Le gravel est un segment de plus en plus important. Signe de ce développement, les gammes s’étoffent et, aux côtés de son Diverge au profil plus baroudeur, Specialized vient de renouveler complètement son Crux, plus orienté performance et utilisé également au plus haut niveau en cyclocross. Durant deux journées, nous avons eu l’occasion de le prendre en main sur les majestueuses allées de la forêt de Soignes, non loin de Bruxelles, et de le voir à l’œuvre sur une manche de la coupe du monde de cyclocross à Overijse. Présentation, récit et impressions à l’issue de ces quelques jours :

La précédente version du Specialized Crux était plutôt née comme un pur vélo de cyclocross… qui a par la suite été utilisé par pas mal de riders sur des courses d’endurance et de gravel. Pour ce nouvel opus, la marque au grand « S » a tenu compte de cette réalité et l’a inclus dès les premières phases du développement. Le but : concevoir un vélo très performant, qui pourra être utilisé tant en CX que pour du gravel dans un esprit compétitif et roulant, histoire de venir se replacer parfaitement aux côtés du Diverge plus orienté vers les parcours cassants et l’esprit aventurier/baroudeur (voir notre présentation ici). Voici comment les principaux axes de travail ont été retenus pour rencontrer ce cahier des charges ambitieux.
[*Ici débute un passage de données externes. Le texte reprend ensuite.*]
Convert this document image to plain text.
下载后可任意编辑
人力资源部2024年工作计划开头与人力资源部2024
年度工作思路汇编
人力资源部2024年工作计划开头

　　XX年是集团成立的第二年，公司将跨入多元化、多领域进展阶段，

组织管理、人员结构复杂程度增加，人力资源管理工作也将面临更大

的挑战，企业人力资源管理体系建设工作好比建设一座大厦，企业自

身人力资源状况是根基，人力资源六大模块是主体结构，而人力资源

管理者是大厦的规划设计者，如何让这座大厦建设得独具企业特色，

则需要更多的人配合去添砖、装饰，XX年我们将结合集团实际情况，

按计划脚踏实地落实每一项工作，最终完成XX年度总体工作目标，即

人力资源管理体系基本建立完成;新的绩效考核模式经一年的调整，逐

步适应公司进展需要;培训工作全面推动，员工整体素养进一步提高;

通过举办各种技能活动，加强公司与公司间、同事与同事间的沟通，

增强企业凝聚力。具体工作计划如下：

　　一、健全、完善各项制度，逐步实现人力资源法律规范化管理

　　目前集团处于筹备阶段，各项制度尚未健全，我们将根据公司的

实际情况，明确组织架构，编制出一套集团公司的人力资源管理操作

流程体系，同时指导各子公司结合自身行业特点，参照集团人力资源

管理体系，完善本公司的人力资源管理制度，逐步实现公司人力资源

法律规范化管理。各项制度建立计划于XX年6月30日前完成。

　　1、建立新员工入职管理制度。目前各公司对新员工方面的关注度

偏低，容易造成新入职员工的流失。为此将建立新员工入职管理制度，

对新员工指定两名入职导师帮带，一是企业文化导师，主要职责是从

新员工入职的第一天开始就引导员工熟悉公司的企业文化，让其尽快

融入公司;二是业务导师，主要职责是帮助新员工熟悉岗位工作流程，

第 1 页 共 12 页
Un travail de fond sur les formes

Specialized travaille désormais avec Peter Denk, un ingénieur dont le nom n’est pas inconnu dans le VTT puisqu’on lui doit quelques machines emblématiques conçues en leur temps pour d’autres marques (Cannondale et Scott principalement). La légèreté a toujours été un de ses « dadas », et ce n’est pas étonnant de le retrouver aussi à la manœuvre pour la conception du Specialized Aethos, un vélo de route dont le poids du cadre passe sous la barre des… 600 grammes !

Ici, pour un usage off-road, pas question de descendre aussi bas, mais on atteint tout de même 725 g en version S-Works haut de gamme (fibres Fact 12R) et 825 g pour le cadre carbone Fact 10R qui équipe le reste des modèles (Pro, Expert et Comp). Ce qui constitue des valeurs très basses pour le segment, d’autant qu’il est homologué pour des pilotes jusqu’à 125 kg.

Le poids, c’est une chose, mais ce qui importe, c’est de faire un ensemble cohérent dont le comportement colle au programme. Et, tant dans le travail du poids que pour la définition du comportement du vélo, Peter Denk et ses équipes insistent sur le fait que c’est bien plus le travail sur les formes du châssis qui influence ces paramètres que le choix des fibres de carbone utilisées. Jusqu’à 150 g auraient été gagnés sur ce nouveau châssis Crux, rien que par le travail sur les formes.

Derrière des lignes extrêmement sobres et épurées, un regard attentif permet de s’apercevoir que les tubes partent dans l’ensemble d’une section ronde au départ (on n’a pas ici de préoccupations aérodynamiques) pour évoluer très subtilement à certains endroits en section ou vers de formes un peu plus complexes. C’est cet ensemble de détails quasiment invisibles au premier regard qui donnent, au final, l’âme de la machine et qui lui permettent d’être aussi légère.

Le but est aussi d’offrir une certaine capacité, finement dosée, d’absorption des vibrations pour rendre le cadre confortable et pour maximiser le contact des roues avec le sol en évitant les rebonds qui font perdre de l’énergie et du rendement. On parle aussi d’une recherche d’un bon dosage de déformation, principalement sur la partie basse du cadre, pour restituer l’énergie mise par le pilote à chaque coup de pédale.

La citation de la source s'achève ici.